According to reports out last week, a lone Bitcoin Core developer found a huge vulnerability on the Bitcoin Cash network back in April, one that could have been used to cause some serious damage to Bitcoin Cash.
Now, before I continue, let’s just remember that there’s a lot of tension between Bitcoin Core and Bitcoin Cash, with both claiming to be the ‘original Bitcoin’, therefore, being presented with an opportunity like this could have been a bit of a goldmine for the developer in question.
Instead, Cory Fields, Bitcoin Core developer, used the information to inform the Bitcoin Cash development team so give them the opportunity to implement a fix, before a hacker gained access to the network.
What happened here?
Fields has taken to Medium to upload his side of the story.
On the 25th of April 2018, Fields located a critical vulnerability within the Bitcoin Cash network. The vulnerability would have given a hacker the chance to essentially lift all security from the network, meaning the use of Bitcoin Cash would have been completely unsafe. This could also have severely impacted the value of Bitcoin Cash, which at the time was valued high.
Of course, in his post, Fields does clarify a distinction between Bitcoin Core and Bitcoin Cash:
“A quick clarification: Bitcoin Cash is a cryptocurrency that is distinct from and incompatible with Bitcoin. It is named as such because it is derived from Bitcoin. The now-fixed bug described below only affected Bitcoin Cash; the only relation to Bitcoin is the similar name.”
Of course, the Bitcoin Cash camp would argue that this is totally the other way round.

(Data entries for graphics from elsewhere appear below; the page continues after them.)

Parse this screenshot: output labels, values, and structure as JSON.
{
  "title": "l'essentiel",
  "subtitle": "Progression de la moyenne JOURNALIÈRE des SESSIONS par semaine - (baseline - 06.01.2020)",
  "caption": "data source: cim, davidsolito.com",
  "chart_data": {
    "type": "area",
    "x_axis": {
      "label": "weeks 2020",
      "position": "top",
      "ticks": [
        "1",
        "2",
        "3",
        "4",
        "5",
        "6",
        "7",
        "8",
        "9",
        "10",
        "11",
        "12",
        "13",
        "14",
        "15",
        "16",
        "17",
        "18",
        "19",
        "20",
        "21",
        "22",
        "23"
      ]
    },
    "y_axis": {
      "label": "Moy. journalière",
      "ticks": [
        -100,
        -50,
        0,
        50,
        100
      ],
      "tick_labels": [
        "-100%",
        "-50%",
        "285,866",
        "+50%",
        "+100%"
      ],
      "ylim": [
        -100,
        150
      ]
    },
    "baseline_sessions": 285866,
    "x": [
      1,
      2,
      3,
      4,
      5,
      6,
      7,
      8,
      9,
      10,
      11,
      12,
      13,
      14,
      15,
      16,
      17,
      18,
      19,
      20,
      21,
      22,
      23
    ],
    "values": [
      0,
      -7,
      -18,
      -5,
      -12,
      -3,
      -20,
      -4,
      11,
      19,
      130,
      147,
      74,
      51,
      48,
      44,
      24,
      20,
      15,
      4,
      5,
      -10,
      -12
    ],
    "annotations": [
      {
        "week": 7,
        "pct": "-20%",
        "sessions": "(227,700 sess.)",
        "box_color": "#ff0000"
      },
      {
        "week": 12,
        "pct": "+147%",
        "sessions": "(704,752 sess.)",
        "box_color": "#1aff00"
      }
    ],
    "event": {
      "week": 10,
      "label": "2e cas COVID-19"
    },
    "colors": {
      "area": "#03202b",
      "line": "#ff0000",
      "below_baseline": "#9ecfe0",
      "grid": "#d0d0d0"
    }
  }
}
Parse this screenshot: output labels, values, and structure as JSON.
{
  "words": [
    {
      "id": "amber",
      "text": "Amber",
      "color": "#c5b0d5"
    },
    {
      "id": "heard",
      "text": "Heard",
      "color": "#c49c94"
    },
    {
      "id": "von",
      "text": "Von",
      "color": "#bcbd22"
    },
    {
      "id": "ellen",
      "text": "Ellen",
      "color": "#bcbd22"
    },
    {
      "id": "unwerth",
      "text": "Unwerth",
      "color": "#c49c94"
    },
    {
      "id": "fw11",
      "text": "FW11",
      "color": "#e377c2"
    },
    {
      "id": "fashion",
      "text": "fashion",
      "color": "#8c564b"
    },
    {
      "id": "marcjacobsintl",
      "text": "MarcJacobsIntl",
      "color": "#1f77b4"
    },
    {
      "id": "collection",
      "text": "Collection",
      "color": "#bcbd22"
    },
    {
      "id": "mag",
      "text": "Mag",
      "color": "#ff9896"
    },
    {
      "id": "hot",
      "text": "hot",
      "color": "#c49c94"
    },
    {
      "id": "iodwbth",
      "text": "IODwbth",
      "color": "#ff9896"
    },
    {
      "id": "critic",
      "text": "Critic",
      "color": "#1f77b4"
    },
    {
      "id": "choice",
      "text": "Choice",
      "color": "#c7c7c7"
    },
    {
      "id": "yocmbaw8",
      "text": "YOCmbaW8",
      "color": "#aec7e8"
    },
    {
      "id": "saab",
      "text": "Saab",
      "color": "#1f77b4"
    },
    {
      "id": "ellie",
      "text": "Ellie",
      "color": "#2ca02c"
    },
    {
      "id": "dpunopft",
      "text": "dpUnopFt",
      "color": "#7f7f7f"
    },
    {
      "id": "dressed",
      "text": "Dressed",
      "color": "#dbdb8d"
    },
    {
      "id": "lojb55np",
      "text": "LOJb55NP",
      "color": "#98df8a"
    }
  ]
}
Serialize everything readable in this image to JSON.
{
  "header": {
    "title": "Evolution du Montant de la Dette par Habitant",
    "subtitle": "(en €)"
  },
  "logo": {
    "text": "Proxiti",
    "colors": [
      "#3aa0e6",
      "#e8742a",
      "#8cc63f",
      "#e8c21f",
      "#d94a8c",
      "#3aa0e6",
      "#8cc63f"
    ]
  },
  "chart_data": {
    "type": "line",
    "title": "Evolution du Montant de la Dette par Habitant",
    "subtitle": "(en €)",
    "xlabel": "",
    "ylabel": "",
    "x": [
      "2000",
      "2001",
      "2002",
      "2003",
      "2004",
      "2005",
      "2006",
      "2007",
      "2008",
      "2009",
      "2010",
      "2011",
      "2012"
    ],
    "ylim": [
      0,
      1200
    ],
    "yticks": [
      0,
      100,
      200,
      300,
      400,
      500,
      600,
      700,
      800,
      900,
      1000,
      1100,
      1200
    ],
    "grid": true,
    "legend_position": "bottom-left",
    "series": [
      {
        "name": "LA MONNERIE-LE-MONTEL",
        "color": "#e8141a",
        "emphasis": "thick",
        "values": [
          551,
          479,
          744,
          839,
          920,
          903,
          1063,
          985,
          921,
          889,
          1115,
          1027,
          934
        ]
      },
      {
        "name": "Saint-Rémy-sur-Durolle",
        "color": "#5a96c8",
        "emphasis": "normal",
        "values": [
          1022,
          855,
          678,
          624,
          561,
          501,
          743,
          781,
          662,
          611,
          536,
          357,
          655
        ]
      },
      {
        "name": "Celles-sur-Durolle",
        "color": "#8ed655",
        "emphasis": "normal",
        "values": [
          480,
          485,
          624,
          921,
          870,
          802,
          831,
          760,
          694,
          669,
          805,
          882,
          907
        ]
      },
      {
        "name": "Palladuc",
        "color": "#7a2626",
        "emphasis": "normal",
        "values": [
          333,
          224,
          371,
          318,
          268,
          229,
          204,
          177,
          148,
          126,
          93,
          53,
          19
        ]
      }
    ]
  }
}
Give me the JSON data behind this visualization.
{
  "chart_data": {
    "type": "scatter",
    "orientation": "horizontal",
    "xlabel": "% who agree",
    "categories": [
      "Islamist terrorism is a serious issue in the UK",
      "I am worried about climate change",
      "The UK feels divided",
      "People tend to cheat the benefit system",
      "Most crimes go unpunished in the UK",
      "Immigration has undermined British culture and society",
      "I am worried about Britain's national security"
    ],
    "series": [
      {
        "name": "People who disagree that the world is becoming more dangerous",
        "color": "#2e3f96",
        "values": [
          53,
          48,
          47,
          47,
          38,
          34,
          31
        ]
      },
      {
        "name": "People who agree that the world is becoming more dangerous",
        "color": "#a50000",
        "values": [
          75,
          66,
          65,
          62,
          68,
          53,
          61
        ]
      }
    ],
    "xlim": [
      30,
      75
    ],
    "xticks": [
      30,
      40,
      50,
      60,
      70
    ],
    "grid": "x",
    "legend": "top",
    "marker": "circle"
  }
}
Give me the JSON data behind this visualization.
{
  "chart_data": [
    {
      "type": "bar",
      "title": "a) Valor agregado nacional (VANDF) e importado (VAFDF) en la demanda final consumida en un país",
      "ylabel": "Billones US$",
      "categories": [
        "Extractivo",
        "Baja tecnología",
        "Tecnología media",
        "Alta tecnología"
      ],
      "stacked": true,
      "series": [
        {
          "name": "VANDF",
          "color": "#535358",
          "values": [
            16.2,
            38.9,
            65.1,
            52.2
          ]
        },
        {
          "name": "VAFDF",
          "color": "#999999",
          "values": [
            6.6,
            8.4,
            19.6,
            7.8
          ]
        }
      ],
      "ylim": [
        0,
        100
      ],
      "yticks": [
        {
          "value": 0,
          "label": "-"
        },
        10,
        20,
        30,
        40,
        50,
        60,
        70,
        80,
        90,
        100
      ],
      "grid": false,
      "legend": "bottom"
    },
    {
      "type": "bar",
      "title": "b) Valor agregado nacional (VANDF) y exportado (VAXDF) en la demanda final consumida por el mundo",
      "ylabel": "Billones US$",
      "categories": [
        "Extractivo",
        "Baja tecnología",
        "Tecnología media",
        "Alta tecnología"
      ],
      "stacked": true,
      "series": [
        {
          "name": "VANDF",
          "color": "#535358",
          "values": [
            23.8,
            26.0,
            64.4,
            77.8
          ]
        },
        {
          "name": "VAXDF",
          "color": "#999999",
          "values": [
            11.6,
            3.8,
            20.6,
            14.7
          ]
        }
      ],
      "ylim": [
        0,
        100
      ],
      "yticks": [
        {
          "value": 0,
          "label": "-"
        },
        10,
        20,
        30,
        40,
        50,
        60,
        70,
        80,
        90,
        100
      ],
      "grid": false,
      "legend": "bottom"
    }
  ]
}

What action did Fields take?
Fields struck a problem. He realised that by simply just contacting the Bitcoin ABC team, he could be at risk of having his name used against him, in a hack that exploited the vulnerability. But then how could Fields actually pass the message on, in good time, without actually disclosing any personal details? This had to be posted on a public forum, but then if this was seen by another person, what would stop them from exploiting the hack themselves?
Fields was forced to use a complicated encryption key method to spread the message over Github, which was both time consuming and somewhat risky:
“On April 27, after waiting roughly 48 hours for a response to the disclosure, a pull request was opened to covertly fixed the issue in Bitcoin ABC. The message had apparently been received. Success!”
You can see Fields full story here. It actually shows a very interesting perspective into what happened and shows that even in times of tension, good old human nature always come through. I’m sure there are 100s of Bitcoin Core fanatics that would have loved to use this as an opportunity to bring their rivals down, but instead, Fields used it as an opportunity to offer a lifeline, even though the risks to himself where apparent.
To conclude, in the words of Fields:
“The Bitcoin Cash vulnerability that I discovered was successfully disclosed and mitigated, and ultimately had no noticeable impact on the cryptocurrency. It would be a shame, though, if the ecosystem did not benefit from an analysis of such a substantial near-miss. As cryptocurrency developers, it is necessary to take a step back now and then to re-evaluate the tools at our disposal, as well as the policies and procedures that we put into place. We may not be able to eliminate the threat of bugs like these, but we can learn from them and be better prepared to handle them in the future.”